Kesepakatan ini memberi Anthropic lebih dari 300 megawatt kapasitas dan lebih dari 220.000 GPU NVIDIA yang bisa digunakan dalam satu bulan ke depan. Selain itu, ketersediaan tersebut juga membuat SpaceX mendapat pelanggan AI besar sebelum listing di Nasdaq pada bulan Juni.
SpaceX diam-diam mendaftarkan dokumen S-1 ke Securities and Exchange Commission (SEC) pada 1 April. Para bankir memperkirakan penawaran ini akan menjadi yang terbesar dalam sejarah pasar modal AS. Roadshow akan berlangsung mulai minggu 8 Juni.
Menjual kapasitas Colossus 1 ke laboratorium AI terkemuka memberi bukti baru bagi penjamin emisi terkait narasi infrastruktur AI.
SpaceX telah merger dengan xAI pada bulan Februari, dan kesepakatan dengan Anthropic ini menunjukkan bahwa klaster tersebut bisa melayani pelanggan eksternal yang membayar, bukan hanya Grok.
Bagi Anthropic, kesepakatan ini melipatgandakan batas penggunaan Claude Code untuk pengguna berbayar dan meningkatkan batas API pada model Opus. Laboratorium ini telah melewati valuasi implisit US$1 triliun di pasar privat awal tahun ini.
Di sisi lain, Musk tetap memiliki hak untuk mengambil kembali komputasi jika model Anthropic membahayakan umat manusia. Klausul ini menjadi perhatian tata kelola yang tidak biasa bagi para investor IPO untuk dipertimbangkan.

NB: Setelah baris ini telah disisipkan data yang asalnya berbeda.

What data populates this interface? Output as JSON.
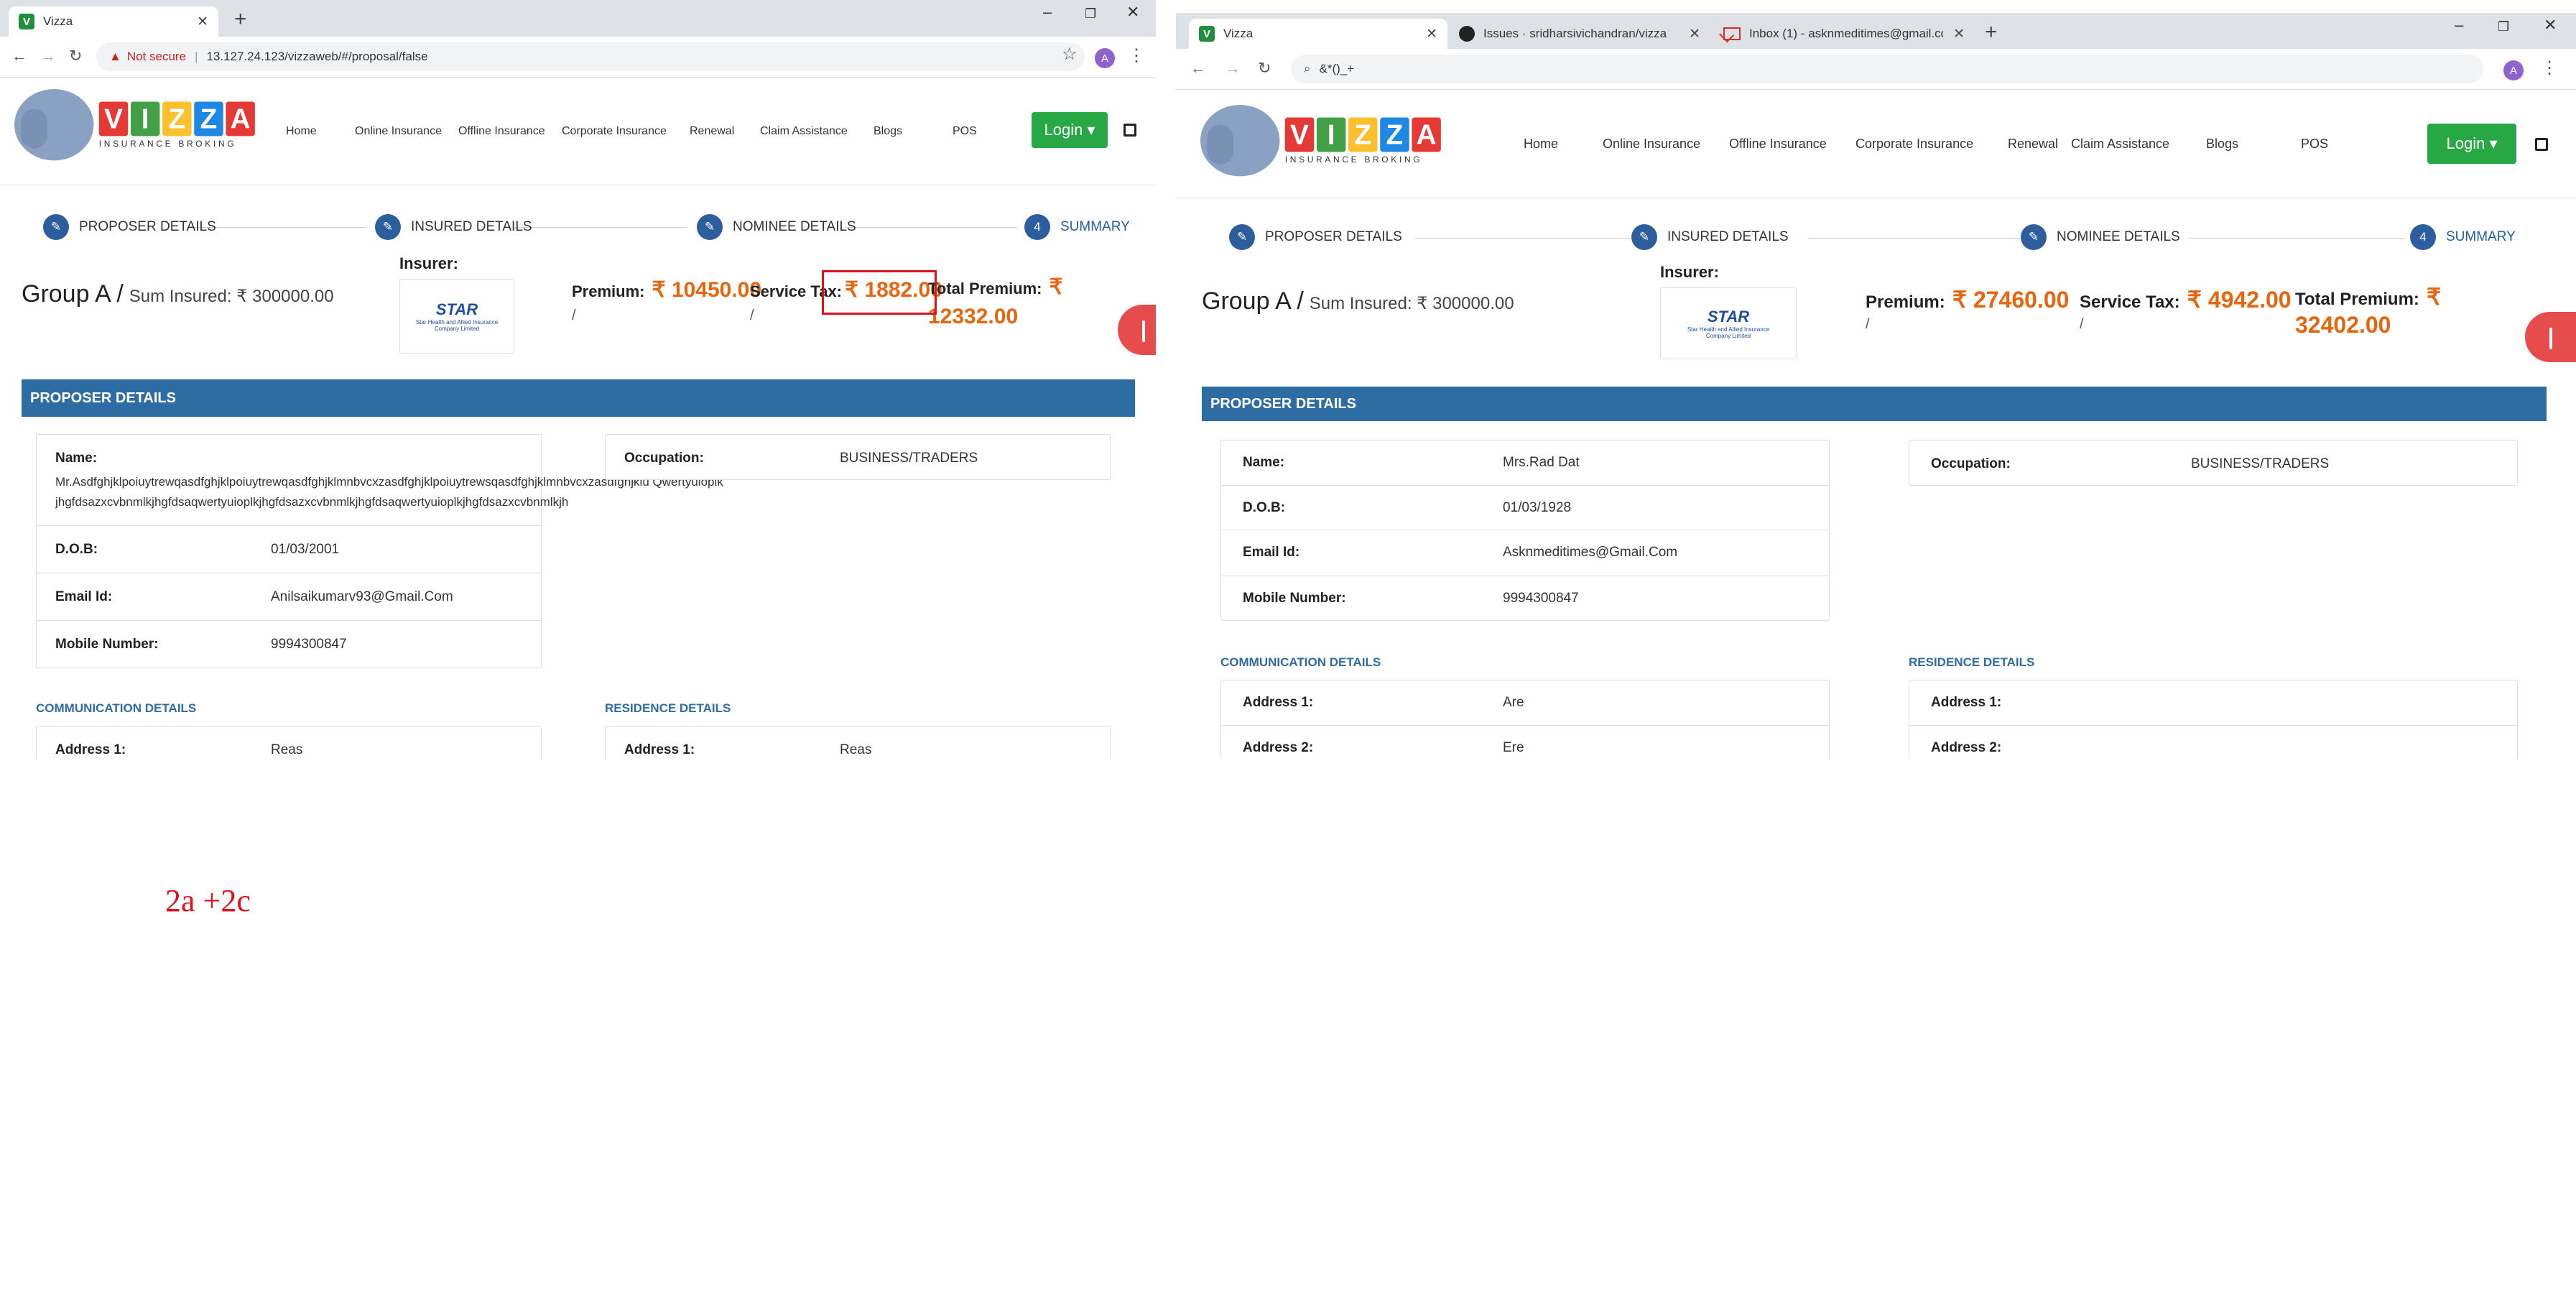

Kedua perusahaan juga menyampaikan ketertarikan pada komputasi orbital multi-gigawatt, yaitu menghubungkan perangkat keras Starship dengan beban kerja pelatihan AI di masa depan.
Namun, rencana jangka panjang itu bisa saja mendorong nilai penawaran SpaceX semakin tinggi pada proses pencatatan saham. Para bankir bahkan memperkirakan nilainya dapat mencapai US$2 triliun.
Investor kini menantikan publikasi dokumen S-1. Informasi terbuka terkait pendapatan komputasi AI dari operasi Musk bisa saja mengubah diskusi soal valuasi.